Ailbhe closed out 2022 with a performance of ‘Shi*show’ on Ireland’s highest-rating talk show, The Late Late Show (watch here).
Ahead of the release of album Endless Affair on 17th March 2023, Ailbhe Reddy will play a number of intimate venues in the United States and the UK, beginning with one of New York’s most famous bars and venues, The Dead Rabbit on 3rd February, and culminating in a performance at SXSW in Austin, Texas. After that, she returns to the UK, where she is now based, from where she will embark upon a UK, Europe and Ireland tour, finishing up with two back-to-back Dublin shows in Whelan’s Main Room on Friday 5th May and Saturday 6th May.
“Tell me how did I get here? this endless pitiful affair.” It’s quite the lyric for Ailbhe Reddy to open her new album Endless Affair with, but one that smartly captures the central idea it addresses: the challenges we face in letting go and accepting finality.
With her new album Ailbhe Reddy poses these ideas across a spectrum covering the playful and up-beat to the sombre and heart-wrenching, plotting the album’s path in a way that mirrors life’s own evolution from the care-free to the serious.
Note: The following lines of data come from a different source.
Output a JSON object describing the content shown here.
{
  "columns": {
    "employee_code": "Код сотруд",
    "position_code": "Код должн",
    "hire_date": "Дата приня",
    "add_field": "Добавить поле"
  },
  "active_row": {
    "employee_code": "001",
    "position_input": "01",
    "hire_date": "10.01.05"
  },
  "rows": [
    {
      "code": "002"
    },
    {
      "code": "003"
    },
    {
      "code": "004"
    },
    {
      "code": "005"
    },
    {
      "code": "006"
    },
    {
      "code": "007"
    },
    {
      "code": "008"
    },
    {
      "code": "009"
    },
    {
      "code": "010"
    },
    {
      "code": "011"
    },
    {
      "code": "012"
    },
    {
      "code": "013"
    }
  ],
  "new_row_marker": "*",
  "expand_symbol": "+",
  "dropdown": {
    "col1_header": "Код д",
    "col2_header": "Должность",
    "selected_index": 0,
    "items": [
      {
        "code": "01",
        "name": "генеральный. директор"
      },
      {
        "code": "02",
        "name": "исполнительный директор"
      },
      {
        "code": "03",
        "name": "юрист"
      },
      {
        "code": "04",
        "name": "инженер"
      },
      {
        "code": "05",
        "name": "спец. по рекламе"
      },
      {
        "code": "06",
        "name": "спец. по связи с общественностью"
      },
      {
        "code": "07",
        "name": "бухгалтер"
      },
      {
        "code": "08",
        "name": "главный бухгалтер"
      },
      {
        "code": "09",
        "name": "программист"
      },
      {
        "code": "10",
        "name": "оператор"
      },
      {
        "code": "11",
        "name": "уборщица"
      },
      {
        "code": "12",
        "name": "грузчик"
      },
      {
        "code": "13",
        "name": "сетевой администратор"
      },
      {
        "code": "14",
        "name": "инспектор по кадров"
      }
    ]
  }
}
Its opening run of tracks – in particular new single ‘Sh*tshow’ and ‘Inhaling’- crave revelry and reflect on the wilder side of a youth increasingly viewed in the rear-view mirror. The likes of ‘A Mess’ soar atop a swell of fuzzed-up indie-rock and a chorus of joyous hollers, while the come-down hits on the quietly brutal ‘Last To Leave’. Once the final notes of the album’s arresting centrepiece ‘Shoulder Blades’ ring out, there is a palpable sense that the struggle to let go is shifting away from the backdrop of the party and into that of relationships and mortality.
This is where Endless Affair leaves the party and matures further into a story of more certain endings and letting go of life. When the album reaches its penultimate song, the stunningly vivid ‘Pray For Me’ – penned after the passing of Ailbhe’s grandmother – the strength of her song writing ability is laid out starkly. She instinctively straddles the line between emotional honesty and vulnerability, while delivering tongue in cheek moments, youthful stupidity, anger, defiance and heartache. Endless Affair exists as many of these things and leaves us with the final thought that we also do: you can be a party animal, a f*** up, a good partner, a bad partner, sensitive, unkind, a good daughter, and a bad one. All of this is rendered impressively in Endless Affair.